Thanks to my parents’ unnerving addiction to Paul Harvey, I was able to avoid listening to the radio for most of my adolescence, but my resistance to TV and movies was, as they say, futile. Over the years, the visual arts have introduced me to people and things I have no interest in, from The English Patient and Sanka to Night Ranger and Harper Valley PTA. Although I’ve never seen it, I know who wins each season of The Bachelor. It ain’t the black guy. I’ve grown out of hip-hop videos, but now that white America has discovered them, I need to stay relevant. Damn your hipness! Say what you will about the horrors of being a minority, but knowing the names of the Mandrell Sisters without even trying justifies reparations. I feel like the black character in every horror movie who has a bad feeling but “goes along with the group”, only to end up in some monster’s stool sample.

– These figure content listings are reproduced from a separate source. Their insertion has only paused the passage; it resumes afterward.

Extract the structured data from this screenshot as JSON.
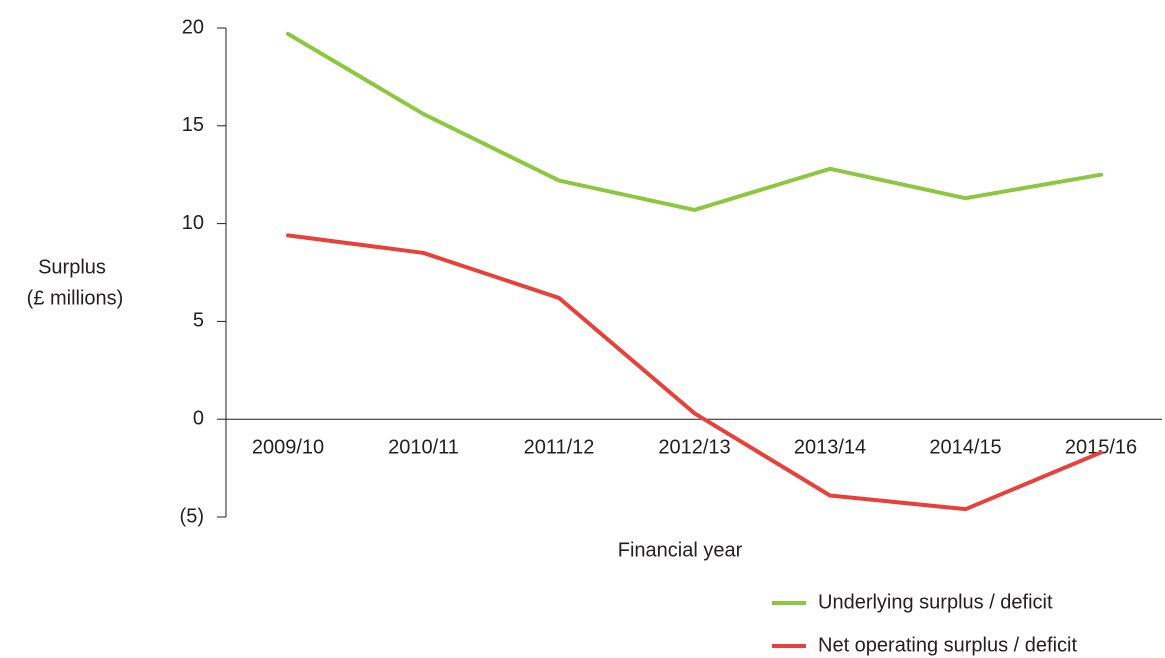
{
  "chart_data": {
    "type": "line",
    "y_label": [
      "Surplus",
      "(£ millions)"
    ],
    "x_label": "Financial year",
    "categories": [
      "2009/10",
      "2010/11",
      "2011/12",
      "2012/13",
      "2013/14",
      "2014/15",
      "2015/16"
    ],
    "series": [
      {
        "name": "Underlying surplus / deficit",
        "color": "#8dc63f",
        "values": [
          19.7,
          15.6,
          12.2,
          10.7,
          12.8,
          11.3,
          12.5
        ]
      },
      {
        "name": "Net operating surplus / deficit",
        "color": "#e8413c",
        "values": [
          9.4,
          8.5,
          6.2,
          0.3,
          -3.9,
          -4.6,
          -1.7
        ]
      }
    ],
    "ylim": [
      -5,
      20
    ],
    "yticks": [
      {
        "value": -5,
        "label": "(5)"
      },
      0,
      5,
      10,
      15,
      20
    ],
    "legend": "bottom-right"
  }
}
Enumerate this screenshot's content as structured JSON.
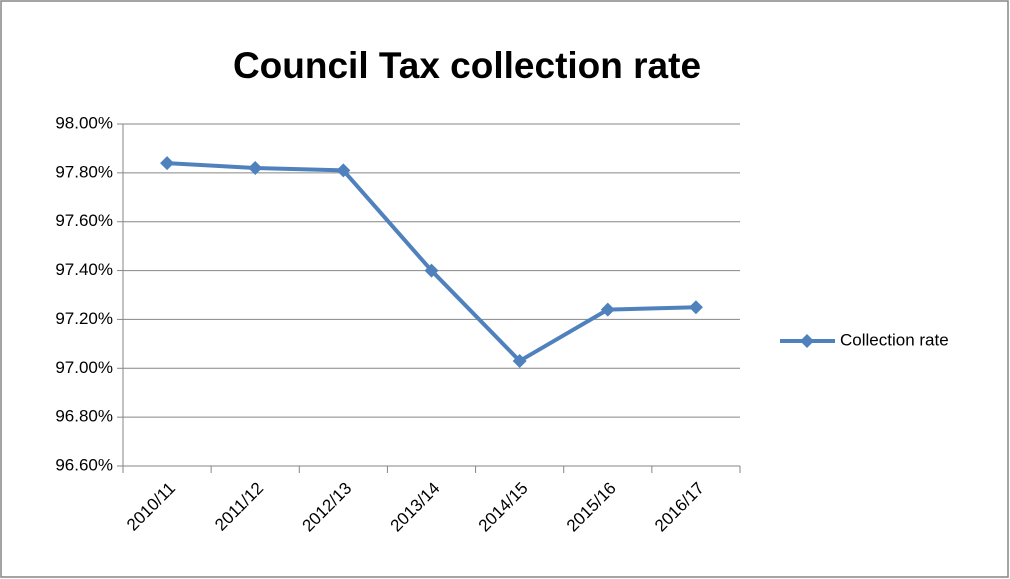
{
  "chart_data": {
    "type": "line",
    "title": "Council Tax collection rate",
    "categories": [
      "2010/11",
      "2011/12",
      "2012/13",
      "2013/14",
      "2014/15",
      "2015/16",
      "2016/17"
    ],
    "series": [
      {
        "name": "Collection rate",
        "color": "#4f81bd",
        "values": [
          97.84,
          97.82,
          97.81,
          97.4,
          97.03,
          97.24,
          97.25
        ]
      }
    ],
    "ylim": [
      96.6,
      98.0
    ],
    "yticks": [
      {
        "value": 96.6,
        "label": "96.60%"
      },
      {
        "value": 96.8,
        "label": "96.80%"
      },
      {
        "value": 97.0,
        "label": "97.00%"
      },
      {
        "value": 97.2,
        "label": "97.20%"
      },
      {
        "value": 97.4,
        "label": "97.40%"
      },
      {
        "value": 97.6,
        "label": "97.60%"
      },
      {
        "value": 97.8,
        "label": "97.80%"
      },
      {
        "value": 98.0,
        "label": "98.00%"
      }
    ],
    "grid": true,
    "legend": "right"
  }
}
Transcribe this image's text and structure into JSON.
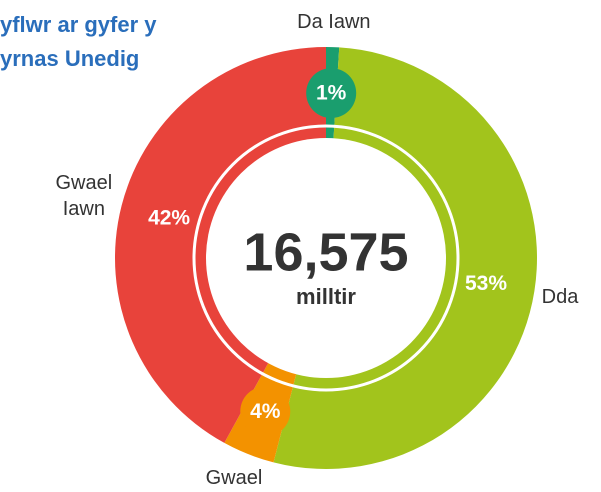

So, how do we abolish this cultural slavery? Our goal must be a new, race-less national aesthetic. Our homogenized, generic culture must be easy to maintain in order to pass it on to our lazy, ungrateful offspring (punk kids). We’ll sing color-blind, public domain tunes like “Happy Birthday”, “Chopsticks”, and the Windows start-up chime. We’ll entertain ourselves with shadow puppets, paper football, and tickle fights. And we’ll wear frocks. Now, I can hear white people asking, “But what’s in it for us?” How ’bout a little thing called “brownie points”? That, and reduced odds of getting shanked.

I’m not blaming anyone for the situation — except maybe 4th graders who spell culture with a “k”. As a wise man (I think it was G.I. Joe) once said, “Knowing is half the battle.” Now that you know, it’s time for action. Let’s come together like drunken frat brothers who explore their sexual curiosity then vow to never speak of it again. After all, islands in the stream: that is what we are. No one in between. How can we be wrong? Sail away with me to another world. And we’ll rely on each other. Uh-huh. Making love with each other. Uh-huh.